Par le biais de nouvelles techniques et technologies sans cesse renouvelées, les informations se transmettent, de par le monde, de plus en plus rapidement et facilement. Cette hyper-connectivité a un prix, la difficulté à démêler le vrai du faux. A cela s'ajoute l'exercice de traduction qui, outre la capacité du traducteur, apporte son lot de subjectivité. L'information, subissant ainsi de multiples traductions et interprétations, peut perdre de sa véracité.  Par son exposition ''Vérités Alternatives'', l'artiste birmane Chuu Wai Nyein amène à s'interroger sur le vrai sens de l'information et des histoires qui voyagent autour du globe. L'artiste, féministe convaincue, fait également passer dans ses peintures une réflexion sur la place de la femme dans la société birmane.

Chuu Wai Nyein peint depuis 2008 soit presque plus de la moitié de sa vie puisque l'artiste n'a que 25 ans. Passionnée par l'art, elle veut, dès la fin du lycée, intégrer une école d'art mais ses parents en décident autrement. La jeune fille, obéissante, intègre donc l'école d'ingénieur de Mandalay dont elle sort diplômée en 2014. Elle participe tout de même, en parallèle de ses études, au club d'art de son école, lui permettant ainsi de ne pas rompre complètement avec sa passion. Mais cela n'est pas suffisant aux yeux de la jeune fille qui, une fois son diplôme en poche, intègre  l'université d'art de Mandalay, dont elle sortira diplômée en 2015. N'attendant pas la fin de ses études pour exposer son travail, la jeune femme organise sa toute première exposition en 2014 dans les locaux de son ancienne école d'ingénieur, à Mandalay. 

Sa deuxième exposition, intitulée ''Synonym of Self'' s'est tenue à Yangon en 2017 et la troisième, ''Vérités Alternatives'', s'est déroulée début décembre 2017 au No. 2 Art Area situé au No.2 de Pyi Htaung Su Street,

Saya San Road. Une nouvelle exposition avec les mêmes peintures se tiendra du 30 mars au 5 avril prochain à la Galerie 65, sur Yaw Min Gyi street. Cette troisième exposition est née de quatre mois de voyages entre New York et Paris. En regardant des journaux étrangers parler de la Birmanie, elle s'est rendue compte que certaines informations retranscrites perdaient leurs sens au point de devenir fausses.  La jeune artiste imagine alors plusieurs œuvres composées de vieux journaux français et birmans. Manière pour elle de mettre en parallèle la culture birmane et française ainsi que de dénoncer l'immobilisme de son pays. L'utilisation de journaux constitue, à ses yeux, une représentation du langage et de la culture et symbolise le va-et-vient perpétuel des informations dans le monde. Mais les œuvres de Chuu ont également un autre message à transmettre. En effet l'artiste birmane veut alerter sur la situation des femmes dans son pays. Elle est convaincue que toutes les femmes sont nées avec le potentiel de devenir fortes et indépendantes. Le problème étant que, en grandissant dans cette société patriarcale qu'est la Birmanie, elles finissent par perdre ce potentiel. Leurs attitudes, leurs moindres faits et gestes, leur façon de s'habiller et même leurs pensées sont scrutées et jugées par la société birmane. Ainsi, pour l'artiste, les birmanes sont prisonnières de la société et de la tradition et finissent systématiquement par être mises au second plan. Certaines femmes tentent tout de même de s'en extirper, notamment en profitant de la période d'ouverture que connaît le pays. D'autres encore tentent également d'ouvrir la voie pour les autres et de favoriser un changement global de la place des femmes en Birmanie. C'est cette femme là, émancipée, libre et forte que tente de représenter Chuu. 
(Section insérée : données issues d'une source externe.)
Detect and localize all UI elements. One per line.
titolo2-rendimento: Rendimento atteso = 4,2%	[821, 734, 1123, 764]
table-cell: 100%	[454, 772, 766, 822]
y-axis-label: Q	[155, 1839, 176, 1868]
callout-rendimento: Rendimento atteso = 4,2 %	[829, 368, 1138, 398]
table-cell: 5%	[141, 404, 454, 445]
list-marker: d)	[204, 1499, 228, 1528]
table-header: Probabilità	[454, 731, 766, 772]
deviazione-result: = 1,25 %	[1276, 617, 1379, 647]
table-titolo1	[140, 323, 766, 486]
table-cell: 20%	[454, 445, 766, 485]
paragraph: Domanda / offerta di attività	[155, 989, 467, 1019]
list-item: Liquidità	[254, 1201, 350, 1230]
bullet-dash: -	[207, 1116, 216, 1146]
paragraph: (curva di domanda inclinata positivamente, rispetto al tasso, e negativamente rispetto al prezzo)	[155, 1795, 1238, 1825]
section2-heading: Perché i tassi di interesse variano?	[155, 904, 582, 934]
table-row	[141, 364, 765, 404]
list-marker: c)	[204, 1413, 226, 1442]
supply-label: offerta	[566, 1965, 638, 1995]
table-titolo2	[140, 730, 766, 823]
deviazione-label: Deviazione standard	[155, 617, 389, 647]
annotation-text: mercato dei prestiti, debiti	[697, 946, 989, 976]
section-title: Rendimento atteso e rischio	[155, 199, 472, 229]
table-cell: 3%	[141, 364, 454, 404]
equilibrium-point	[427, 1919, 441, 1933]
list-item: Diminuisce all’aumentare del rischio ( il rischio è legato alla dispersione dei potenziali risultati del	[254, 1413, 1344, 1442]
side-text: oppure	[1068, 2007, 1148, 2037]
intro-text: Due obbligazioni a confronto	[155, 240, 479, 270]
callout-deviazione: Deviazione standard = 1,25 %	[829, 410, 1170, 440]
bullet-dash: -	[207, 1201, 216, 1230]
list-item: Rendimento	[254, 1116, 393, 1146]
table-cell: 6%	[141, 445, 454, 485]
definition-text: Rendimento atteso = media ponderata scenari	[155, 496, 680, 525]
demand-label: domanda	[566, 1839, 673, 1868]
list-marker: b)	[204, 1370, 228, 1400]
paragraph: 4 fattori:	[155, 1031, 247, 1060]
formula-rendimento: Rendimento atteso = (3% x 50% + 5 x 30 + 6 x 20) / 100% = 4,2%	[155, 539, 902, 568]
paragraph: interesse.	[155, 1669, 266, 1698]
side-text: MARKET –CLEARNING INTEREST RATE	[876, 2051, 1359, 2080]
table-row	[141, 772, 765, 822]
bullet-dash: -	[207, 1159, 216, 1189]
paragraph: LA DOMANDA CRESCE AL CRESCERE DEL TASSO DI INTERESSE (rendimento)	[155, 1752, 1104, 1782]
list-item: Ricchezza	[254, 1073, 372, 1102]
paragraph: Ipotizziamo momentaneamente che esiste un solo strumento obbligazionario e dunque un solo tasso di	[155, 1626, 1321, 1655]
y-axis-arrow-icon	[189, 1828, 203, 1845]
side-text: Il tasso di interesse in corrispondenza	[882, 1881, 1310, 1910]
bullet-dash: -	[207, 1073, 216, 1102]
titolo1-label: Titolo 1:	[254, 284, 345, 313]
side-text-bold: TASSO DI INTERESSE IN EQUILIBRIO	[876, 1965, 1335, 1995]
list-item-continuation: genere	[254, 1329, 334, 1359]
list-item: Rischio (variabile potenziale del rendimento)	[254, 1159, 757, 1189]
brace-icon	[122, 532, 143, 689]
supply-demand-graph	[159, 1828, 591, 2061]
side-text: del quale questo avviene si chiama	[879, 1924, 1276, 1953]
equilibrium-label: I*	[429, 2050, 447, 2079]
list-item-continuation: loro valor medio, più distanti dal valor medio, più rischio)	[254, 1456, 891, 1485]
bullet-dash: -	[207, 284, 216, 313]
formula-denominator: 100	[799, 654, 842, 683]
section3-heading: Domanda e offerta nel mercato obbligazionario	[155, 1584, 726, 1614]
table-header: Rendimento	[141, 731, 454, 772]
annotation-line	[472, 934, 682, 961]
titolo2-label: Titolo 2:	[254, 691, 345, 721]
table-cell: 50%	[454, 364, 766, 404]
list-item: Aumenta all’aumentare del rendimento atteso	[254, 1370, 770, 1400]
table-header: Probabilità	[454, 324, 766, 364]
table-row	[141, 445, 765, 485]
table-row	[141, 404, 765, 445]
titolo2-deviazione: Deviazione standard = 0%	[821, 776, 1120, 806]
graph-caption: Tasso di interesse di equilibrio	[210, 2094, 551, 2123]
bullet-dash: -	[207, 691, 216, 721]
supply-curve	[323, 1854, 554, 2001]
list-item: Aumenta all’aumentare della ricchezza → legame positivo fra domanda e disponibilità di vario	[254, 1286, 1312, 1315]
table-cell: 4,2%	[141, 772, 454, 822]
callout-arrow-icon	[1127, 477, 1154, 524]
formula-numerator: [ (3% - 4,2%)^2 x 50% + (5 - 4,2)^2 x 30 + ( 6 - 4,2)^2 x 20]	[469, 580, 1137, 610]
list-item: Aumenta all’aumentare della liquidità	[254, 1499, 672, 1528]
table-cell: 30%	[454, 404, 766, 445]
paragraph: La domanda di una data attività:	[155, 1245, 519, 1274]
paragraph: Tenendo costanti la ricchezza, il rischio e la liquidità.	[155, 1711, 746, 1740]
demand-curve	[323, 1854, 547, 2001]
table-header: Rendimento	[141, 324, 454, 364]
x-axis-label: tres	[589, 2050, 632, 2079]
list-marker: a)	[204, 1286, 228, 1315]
La jeune artiste a ainsi réalisé de nombreux portraits de femmes avec pour but de montrer ces femmes indépendantes et affirmées. Ces toiles peuvent se diviser en deux parties. La première, le centre de l’œuvre, représente une femme, figée dans une « position sexy et provocatrice », se qui leur donne une attitude forte. Derrière ces femmes, l'arrière plan de la peinture constitue la seconde partie, et est composé de motifs typiques du traditionalisme birman et de la Birmanie en général, comme des pagodes ou encore des vêtements, comme des longyis. L'intention de la jeune artiste est de permettre au public de mieux comprendre l’ambiguïté du rôle de la femme birmane, tiraillée, attirée par la modernité d'un côté, retenue par la tradition et la religion de l'autre.  En exposant ces œuvres féministes, la jeune femme cherche donc à susciter une réaction chez le spectateur. Pourtant, elle l'avoue elle-même, la plupart des gens qui viennent voir ses œuvres ne comprennent pas son message voire ne sont tout simplement pas intéressés. Elle arrive cependant parfois à avoir de bons échanges sur les sujets qui la touchent. D'autres personnes au contraire, émettent de violentes critiques contre son travail, trouvent que ses œuvres sont une insulte aux traditions du pays. Mais Chuu considère ces critiques comme une richesse. De tous ses spectateurs, ce sont ceux qui la critiquent négativement qui l'intéressent le plus. Elle essaye de discuter avec eux, de comprendre ce qui les pousse à penser ainsi, utilisant ces échanges comme une source d'inspiration. 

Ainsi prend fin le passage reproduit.